Content Source Custom Metadata
Content source custom metadata lets you attach static key-value pairs to every document ingested by a content source. This is useful when you need all documents from a source to carry the same metadata — for example, a visibility level, an owner, or an information classification — without setting up an enhancement connector.
The metadata is injected at ingestion time by the connector SDK. It works with all standard connectors (SharePoint, Confluence, S3, Google Drive, Slack, GitHub, etc.).
How It Works
- You add a
custom_metadataobject to the connector configuration of your content source. - On every ingestion run, each crawled document receives the key-value pairs from
custom_metadata. - If a document already has a field with the same key (from the connector's crawled data), the document's value is kept — content-source-level metadata never overwrites document-level metadata.
Avoid using reserved document field names (title, authors, uri, created_at, last_updated_at, content_source_id, allow_access_rights, deny_access_rights, logo_url) as keys in custom_metadata — these are treated as top-level document fields and may produce unexpected results.
Example Configuration
The following SharePoint connector configuration attaches visibility and displayed_owner to every ingested document:
{
"name": "Product Documentation",
"description": "SharePoint document library for product docs",
"is_indexable": true,
"connector": "sharepoint",
"schedule": "0 0 * * *",
"connector_configuration": {
"sharepoint": {
"is_document_owner": true,
"content_source_name": "Product Docs",
"access_credentials": {
"client_id": "my_client_id",
"client_secret": "my_client_secret",
"tenant_id": "my_tenant_id"
},
"site_paths": [
{
"collection_hostname": "company.sharepoint.com",
"site_relative_path": "sites/product-docs"
}
],
"custom_metadata": {
"visibility": "INTERNAL",
"displayed_owner": "Jane Doe",
"information_classification": "CONFIDENTIAL"
}
}
}
}
After ingestion, every document from this content source will have visibility, displayed_owner, and information_classification in its metadata. These fields can be used for filtering and access control at query time, provided they are configured in the index's document_fields_configuration.
Updating Custom Metadata
To update the metadata, modify the custom_metadata object on the content source and trigger a re-crawl (manually or via the next scheduled run). The updated values will be applied to all documents during the next ingestion.
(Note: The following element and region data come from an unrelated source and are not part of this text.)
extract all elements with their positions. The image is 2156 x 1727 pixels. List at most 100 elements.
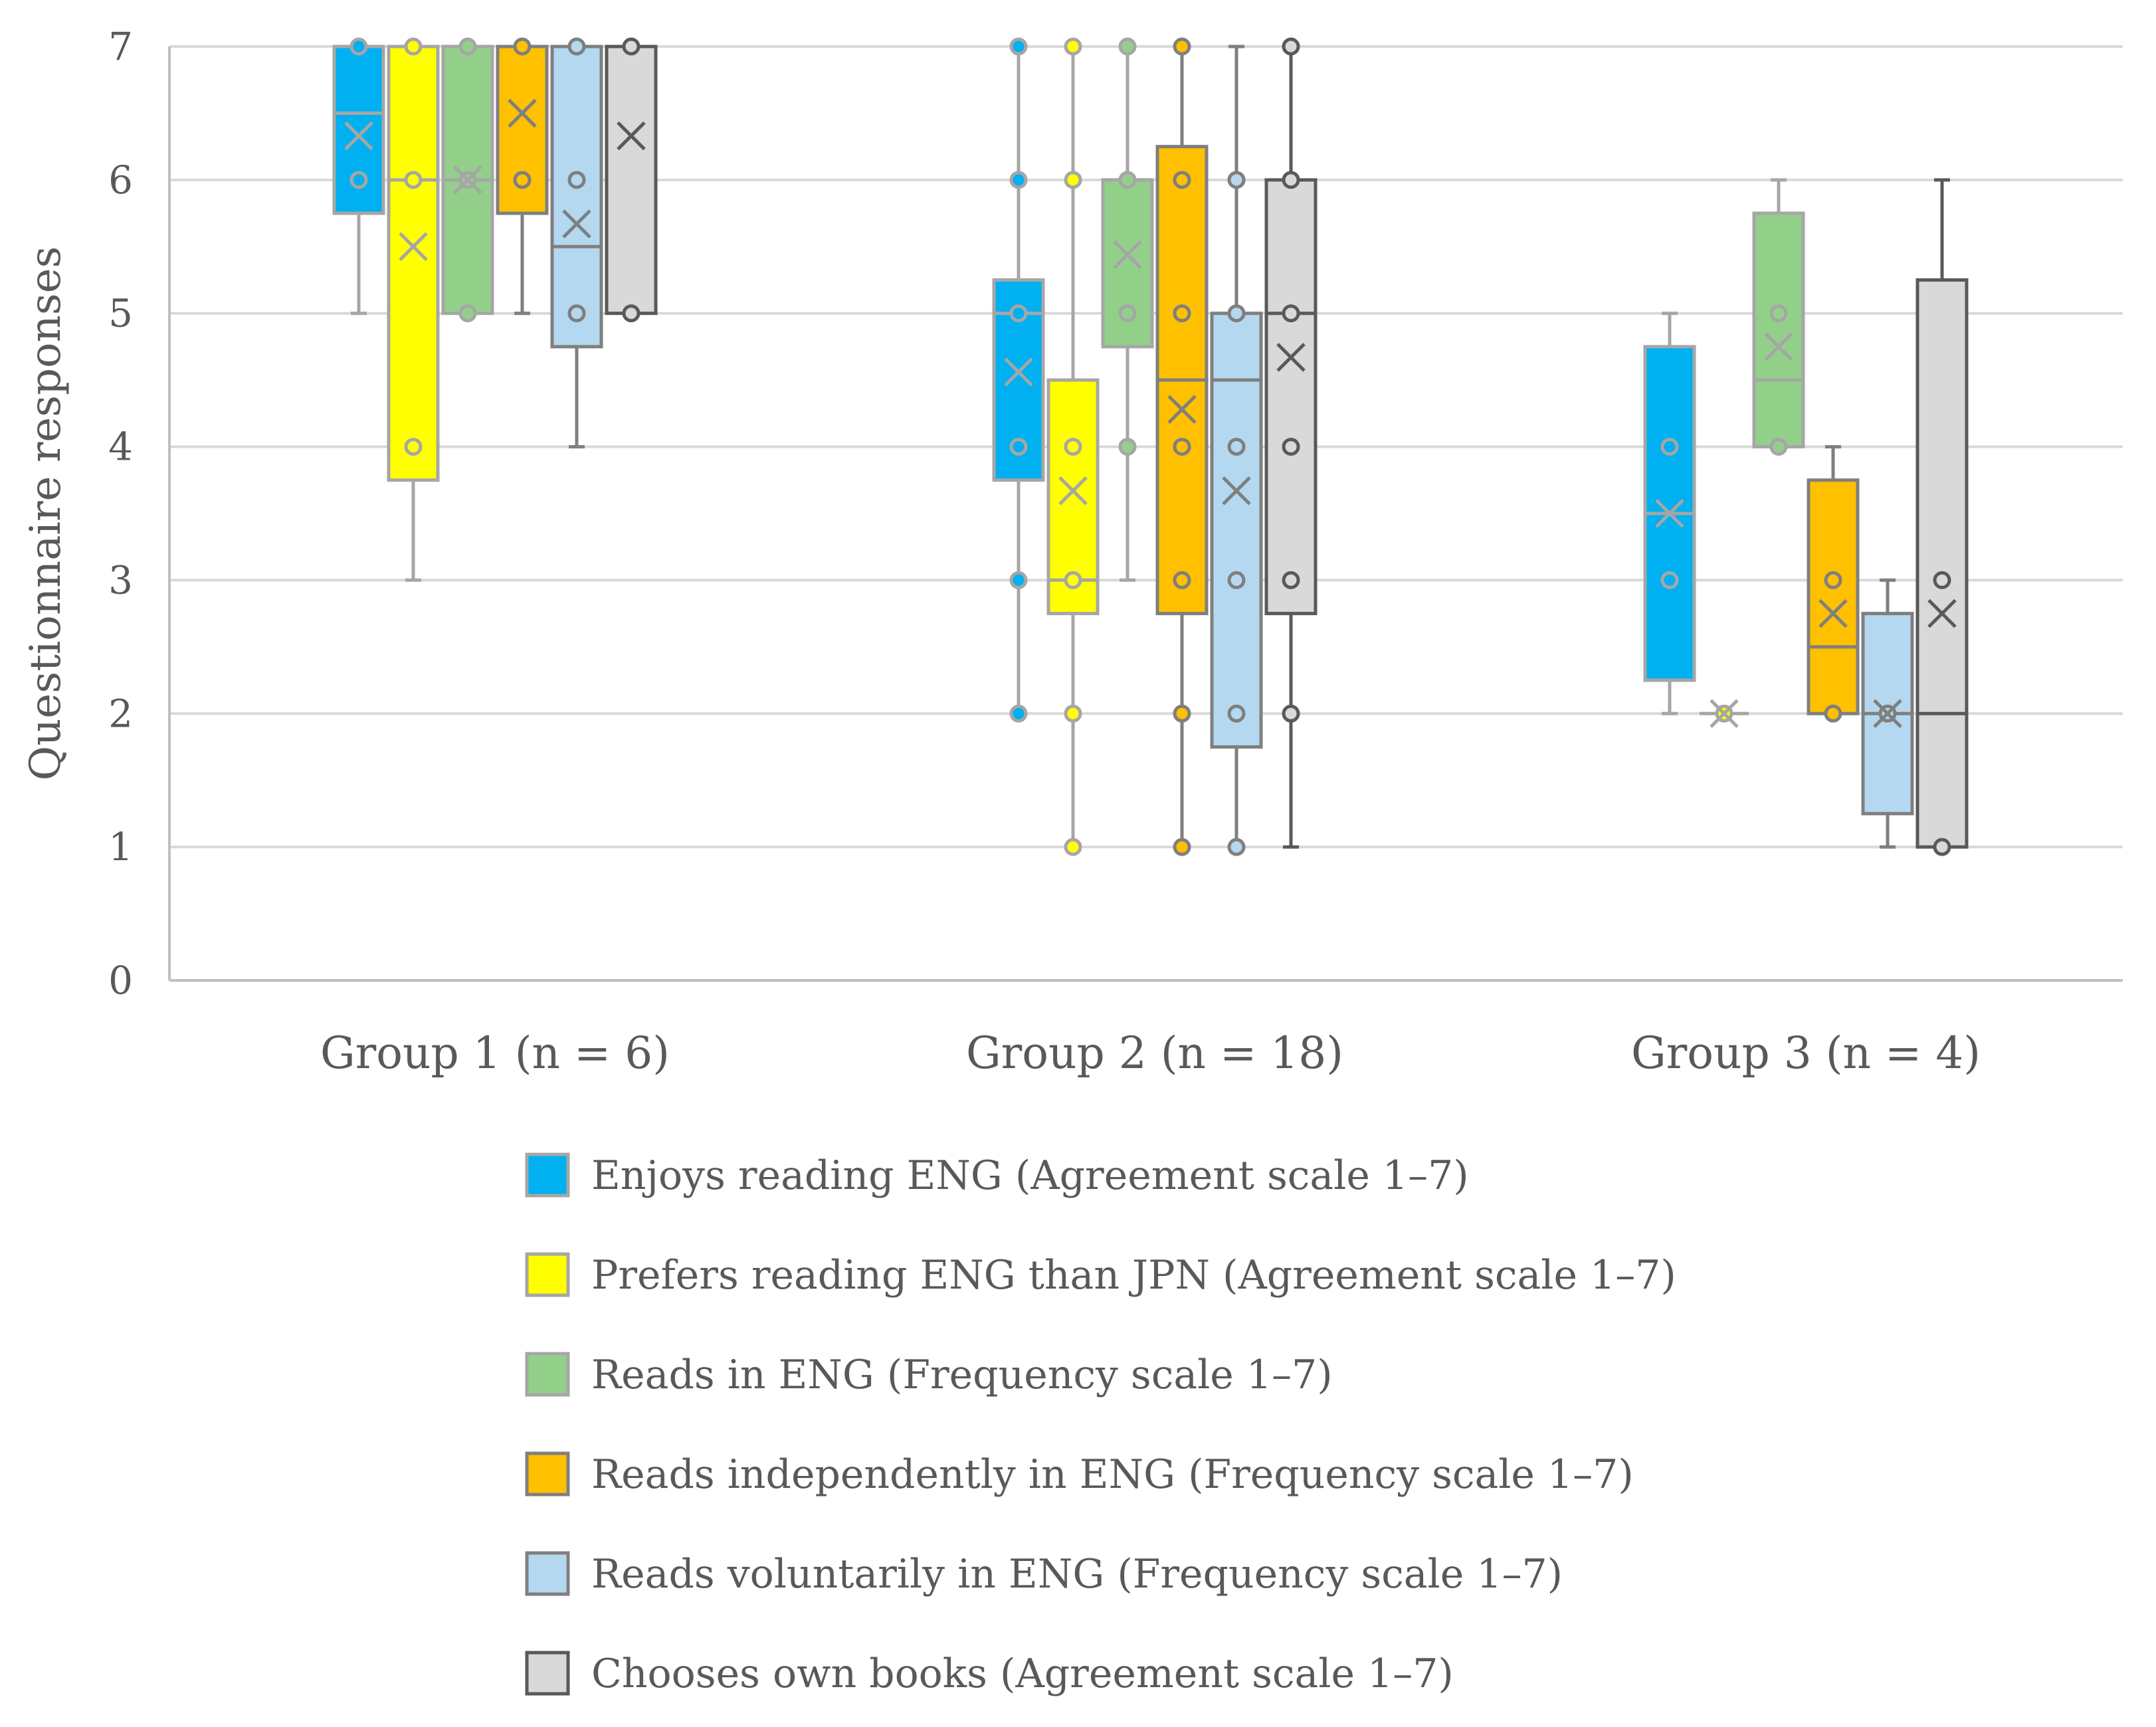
box-series-4-group-0	[550, 37, 603, 449]
data-point	[1282, 704, 1300, 723]
data-point	[1824, 704, 1842, 723]
data-point	[1227, 304, 1246, 323]
mean-marker	[1818, 598, 1848, 628]
box	[1915, 278, 1969, 849]
box-series-0-group-2	[1643, 312, 1696, 715]
data-point	[1064, 438, 1082, 456]
data-point	[1282, 438, 1300, 456]
data-point	[1009, 704, 1028, 723]
legend-item: Reads voluntarily in ENG (Frequency scal…	[525, 1551, 1563, 1597]
data-point	[513, 37, 532, 56]
mean-marker	[344, 121, 373, 151]
data-point	[1118, 171, 1137, 189]
y-tick-label: 6	[108, 157, 133, 203]
data-point	[1173, 171, 1191, 189]
data-point	[1009, 571, 1028, 589]
legend-item: Reads independently in ENG (Frequency sc…	[525, 1451, 1634, 1498]
category-label: Group 2 (n = 18)	[966, 1028, 1343, 1079]
data-point	[1118, 37, 1137, 56]
legend-label: Prefers reading ENG than JPN (Agreement …	[591, 1252, 1676, 1299]
box	[1264, 178, 1318, 616]
data-point	[1769, 304, 1788, 323]
data-point	[567, 37, 586, 56]
category-label: Group 1 (n = 6)	[320, 1028, 670, 1079]
y-tick-label: 1	[108, 824, 133, 869]
mean-marker	[453, 165, 482, 195]
legend-swatch	[525, 1352, 570, 1397]
data-point	[1227, 171, 1246, 189]
data-point	[1173, 838, 1191, 856]
mean-marker	[1710, 699, 1739, 729]
data-point	[1064, 838, 1082, 856]
data-point	[1118, 304, 1137, 323]
y-tick-label: 0	[108, 958, 133, 1003]
legend-label: Enjoys reading ENG (Agreement scale 1–7)	[591, 1152, 1469, 1199]
legend-item: Reads in ENG (Frequency scale 1–7)	[525, 1352, 1333, 1398]
legend-label: Reads independently in ENG (Frequency sc…	[591, 1451, 1634, 1498]
data-point	[1769, 438, 1788, 456]
data-point	[1660, 571, 1679, 589]
mean-marker	[1004, 357, 1033, 387]
mean-marker	[1167, 395, 1197, 424]
box	[605, 45, 658, 316]
y-tick-label: 2	[108, 691, 133, 736]
data-point	[1282, 571, 1300, 589]
box-series-2-group-0	[441, 37, 494, 323]
data-point	[1173, 571, 1191, 589]
category-label: Group 3 (n = 4)	[1631, 1028, 1981, 1079]
mean-marker	[1058, 476, 1088, 505]
mean-marker	[1764, 332, 1793, 361]
legend-item: Prefers reading ENG than JPN (Agreement …	[525, 1252, 1676, 1299]
data-point	[1227, 438, 1246, 456]
legend-label: Reads in ENG (Frequency scale 1–7)	[591, 1352, 1333, 1398]
box-series-1-group-0	[387, 37, 440, 582]
box-series-5-group-1	[1264, 37, 1318, 849]
data-point	[1933, 838, 1951, 856]
data-point	[1064, 37, 1082, 56]
data-point	[1173, 37, 1191, 56]
box	[1752, 211, 1805, 449]
box-series-5-group-0	[605, 37, 658, 323]
data-point	[404, 438, 423, 456]
data-point	[1282, 171, 1300, 189]
box-series-4-group-1	[1210, 45, 1263, 856]
data-point	[1009, 171, 1028, 189]
mean-marker	[1113, 240, 1142, 270]
data-point	[513, 171, 532, 189]
y-tick-label: 7	[108, 24, 133, 69]
box-series-2-group-1	[1101, 37, 1154, 582]
box-series-3-group-1	[1155, 37, 1209, 856]
category-labels: Group 1 (n = 6) Group 2 (n = 18) Group 3 (…	[320, 1028, 1981, 1079]
legend-swatch	[525, 1451, 570, 1497]
data-point	[1173, 304, 1191, 323]
data-point	[1227, 838, 1246, 856]
data-point	[622, 304, 640, 323]
legend-label: Chooses own books (Agreement scale 1–7)	[591, 1651, 1454, 1697]
data-point	[622, 37, 640, 56]
data-point	[1660, 438, 1679, 456]
plot-area	[332, 37, 1969, 856]
data-point	[1227, 704, 1246, 723]
mean-marker	[1927, 598, 1957, 628]
box	[1210, 312, 1263, 749]
box	[387, 45, 440, 482]
data-point	[567, 171, 586, 189]
box-series-2-group-2	[1752, 178, 1805, 456]
data-point	[349, 37, 368, 56]
box-series-0-group-0	[332, 37, 385, 316]
legend-label: Reads voluntarily in ENG (Frequency scal…	[591, 1551, 1563, 1597]
data-point	[1009, 304, 1028, 323]
data-point	[1009, 438, 1028, 456]
mean-marker	[1873, 699, 1902, 729]
data-point	[458, 37, 477, 56]
mean-marker	[1222, 476, 1251, 505]
data-point	[1173, 704, 1191, 723]
y-tick-label: 4	[108, 424, 133, 470]
y-tick-label: 5	[108, 291, 133, 336]
box-series-3-group-0	[496, 37, 549, 316]
box	[550, 45, 603, 349]
data-point	[1933, 571, 1951, 589]
mean-marker	[562, 209, 591, 238]
data-point	[1064, 571, 1082, 589]
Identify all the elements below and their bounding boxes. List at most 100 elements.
When to Use Custom Metadata vs. Enhancements
| Scenario | Recommended approach |
|---|---|
| Same metadata for all documents in a content source | custom_metadata on the connector configuration |
| Different metadata per document based on document content | Metadata Extractor Enhancement or Agent Processor Enhancement |
| Metadata from an external system, matched per document | Join Enhancement or Custom Enhancement |
| User-defined tags on individual documents | Tags Enhancement |
API Reference
See BaseConnectorConfiguration.custom_metadata in the API reference for the full field specification.